You could just focus on building a basic foundation of a vehicle and add on later. for instance, focus on a strong engine block with good machine work, strong crank and rods, then cap it off w/ decent heads, and buy the power adder later and pay for having the heads ported for it, later as well.  Get a good suspension system into it, so it drives, then worry about how fast it goes later.  Nothing like a paperweight sitting in the garage to make you focus on other hobbies rather than see this one thru Frown  

how bad is rust in your area? that may determine whether you get a car with easy to replace body panels, or decide to get risky w/ some oddball car. don't build to today's trends, they may be gone by the time you are done building the car.  also, detroit cuts costs by sharing car platforms. for example, a nova and a camaro can have the same floorplans, so you could get a nova, and use a generic camaro tub kit, rather than buy a roached out camaro for cheap and then try to tub it and fix rusty floors at the same time. or, if you liked Fox body mustangs, then there are the Fairmonts, T birds, Grenadas, etc.  best bet, pick a car you like, and research the hell out of it. like, if you know that GM chevelles, cutlasses, etc tend to rust out the trunks due to rear window seals going and you're gonna tub one anyway, then you know you can buy a cheap one with a rusted trunk (but not framerails) and save money, compared to the guy who wants a resto car and needs a solid trunk.

determine how much you're gonna tub out the back end of the car.

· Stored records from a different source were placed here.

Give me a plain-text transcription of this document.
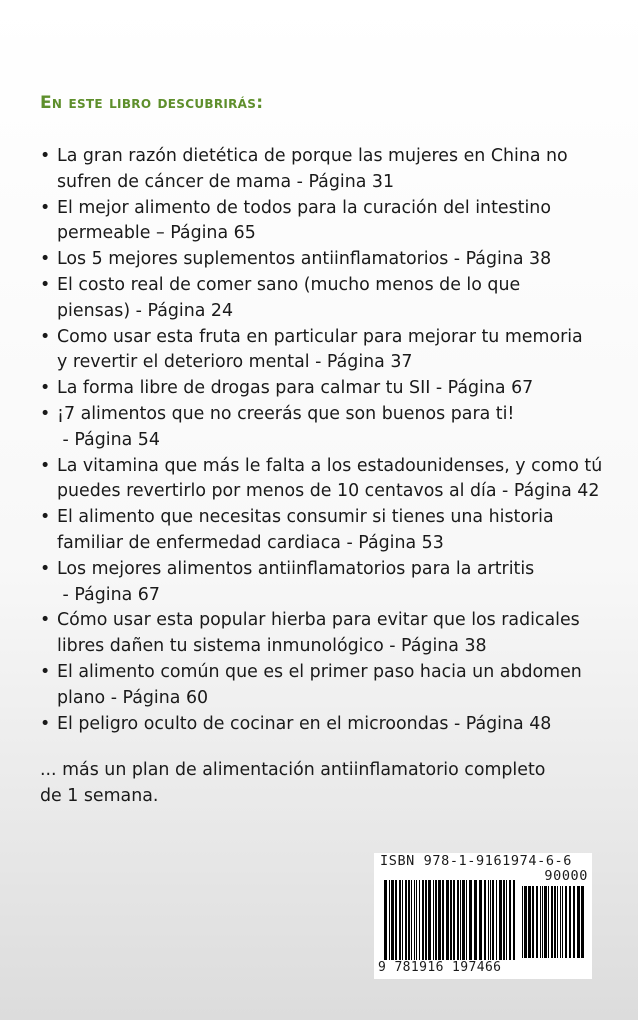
En este libro descubrirás:
• La gran razón dietética de porque las mujeres en China no
sufren de cáncer de mama - Página 31
• El mejor alimento de todos para la curación del intestino
permeable – Página 65
• Los 5 mejores suplementos antiinflamatorios - Página 38
• El costo real de comer sano (mucho menos de lo que
piensas) - Página 24
• Como usar esta fruta en particular para mejorar tu memoria
y revertir el deterioro mental - Página 37
• La forma libre de drogas para calmar tu SII - Página 67
• ¡7 alimentos que no creerás que son buenos para ti!
- Página 54
• La vitamina que más le falta a los estadounidenses, y como tú
puedes revertirlo por menos de 10 centavos al día - Página 42
• El alimento que necesitas consumir si tienes una historia
familiar de enfermedad cardiaca - Página 53
• Los mejores alimentos antiinflamatorios para la artritis
- Página 67
• Cómo usar esta popular hierba para evitar que los radicales
libres dañen tu sistema inmunológico - Página 38
• El alimento común que es el primer paso hacia un abdomen
plano - Página 60
• El peligro oculto de cocinar en el microondas - Página 48
... más un plan de alimentación antiinflamatorio completo
de 1 semana.
ISBN 978-1-9161974-6-6
90000
9 781916 197466
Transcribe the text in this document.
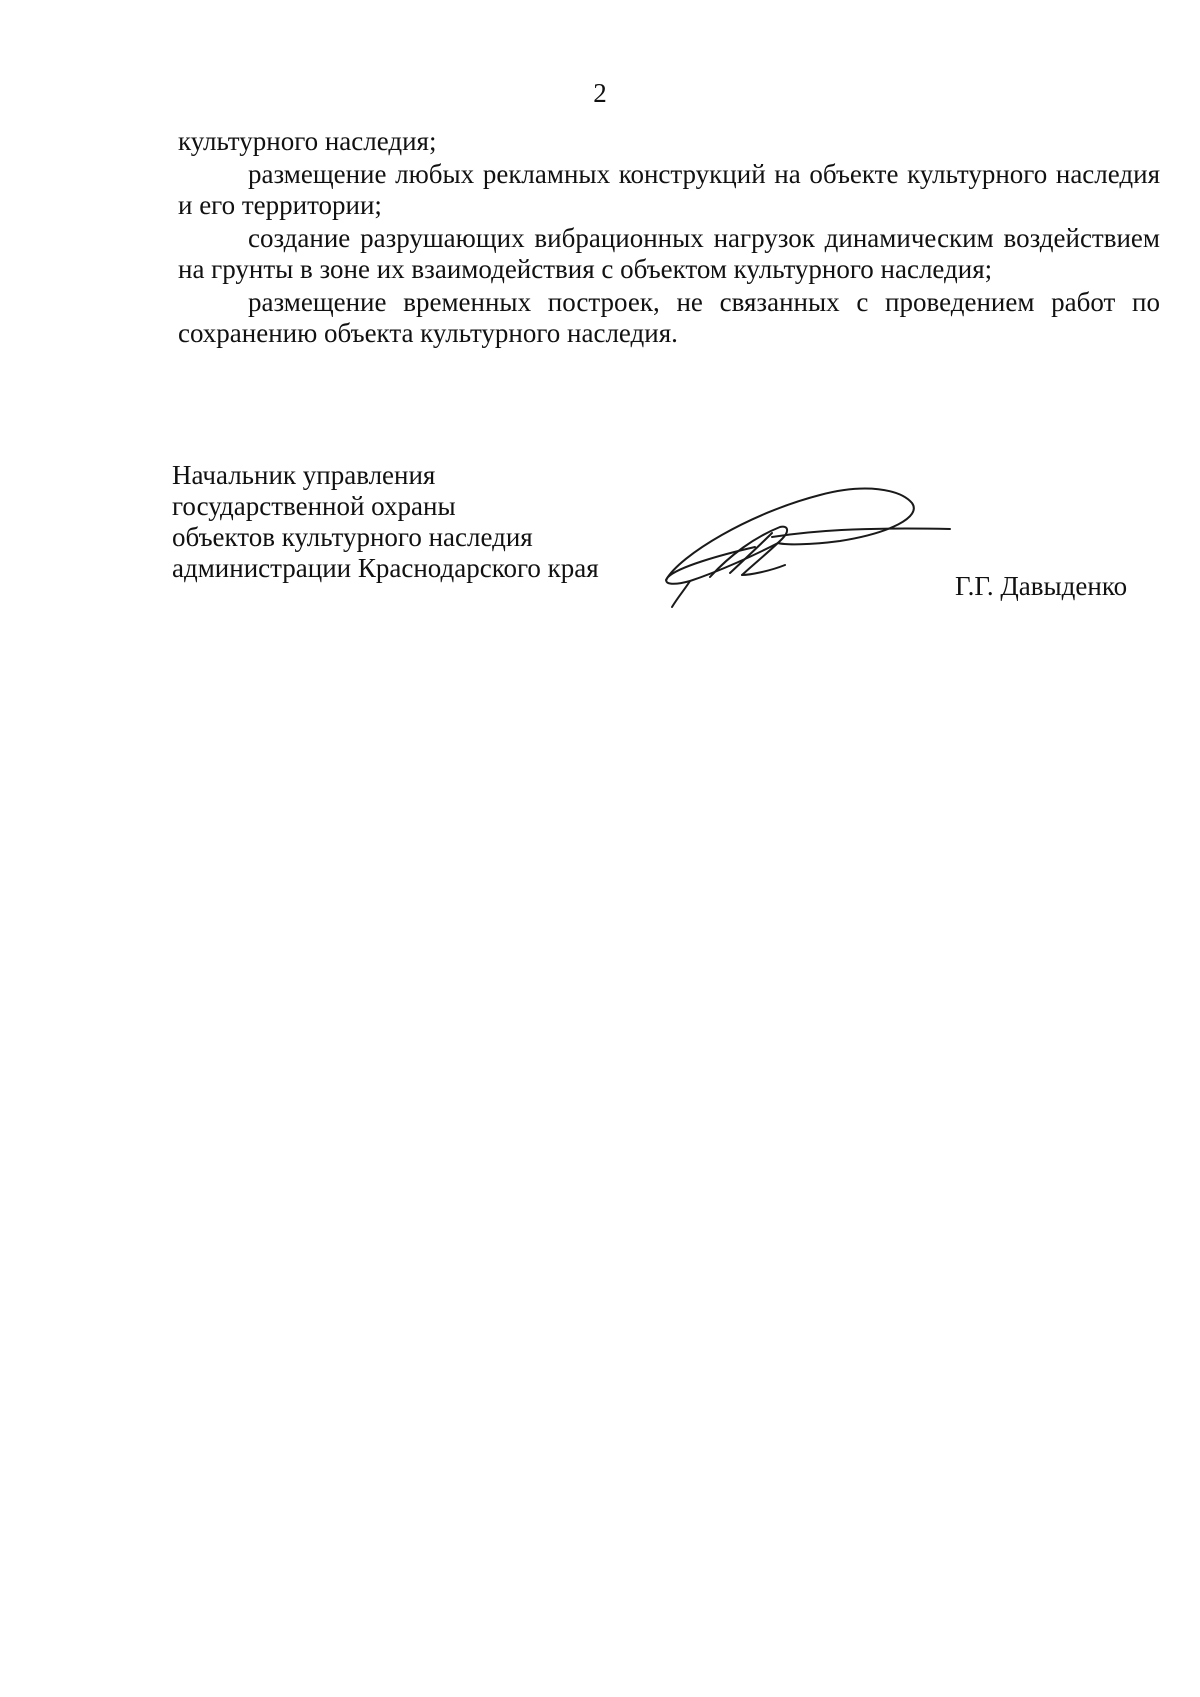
2

культурного наследия;

размещение любых рекламных конструкций на объекте культурного наследия и его территории;

создание разрушающих вибрационных нагрузок динамическим воздействием на грунты в зоне их взаимодействия с объектом культурного наследия;

размещение временных построек, не связанных с проведением работ по сохранению объекта культурного наследия.

Начальник управления
государственной охраны
объектов культурного наследия
администрации Краснодарского края
Г.Г. Давыденко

Hotrodmagainze back in the day, detailed how you could cheat with mini tubs.  changing backspacing on the rims to make them seem deep. do you want to run leaf springs in the rear, or go to a 4 link?  today's car builders sometimes go to a three link, so the car can get changed to a pro touring if the owner so desires.

A truck would be a neat idea, only b/c chevy and GM didn't change much from 73 I think into the 80's.  that gives you a lot of parts to swap on, and play with. different front ends for different looks, dashboards, trim levels, etc. hotrodstohell and other companies have a nice long arm rear suspension system from the 68-72 chevy trucks that nascar uses on its own cars. plenty of room under the bed for such a setup.

depending upon how much fabrication of the suspension/frame you want...check with your department of motor vehicles. they may want a licensed welder doing the frame for you, and you may need to show the paperwork to prove the welds won't pop on a highway expansion joint at 65mph.  in other words, the more you deviate from stock...the more you may need to prove to your DMV. using proven aftermarket components may satisfy the $11 an hour state worker Smile  
Just because you can't do it...doesn't mean its impossible

PairA10s PairA10s
New User | Posts: 3 | Joined: 09/10
Posted: 09/15/10
01:34 PM

Nope not a Warthog reference.

My user name came from my desire to own a pair of 10MM Glocks (I own the Glock 29 Compact and want acquire the Glock 20 full size).

I am using the internet to look for what is available now as far as car projects, I am also working odd jobs to buy old mags from the 1985-1992(Pro-Street ideas) & save for the garage & car/truck project.  

3836bbl 3836bbl
Enthusiast | Posts: 407 | Joined: 11/10
Posted: 01/09/11
05:17 PM

PairA10s or anyone else, I know this is an old thread but just wanted to add my 2 cents. try www.hotrodhotline.com & www.racingjunk.com in project cars in classifieds sections, Also www.autabuy.com there are a lot of 1/2 done projects that can be had dirt cheap like 0.20-0.50 cents on the dollar for trick parts 1/2 done race cars to be converted to Pro-Street, check them out.   3836bbl/Budnicks  
"Fill Your Library Before Your Fill Your Garage"  3836bbl alias Budnicks

dond1965 dond1965
New User | Posts: 48 | Joined: 12/13
Posted: 12/01/13
06:18 PM

tci 6-speed auto makes a simple 502 with N20 look REAL good! i know im real late on posting an answer!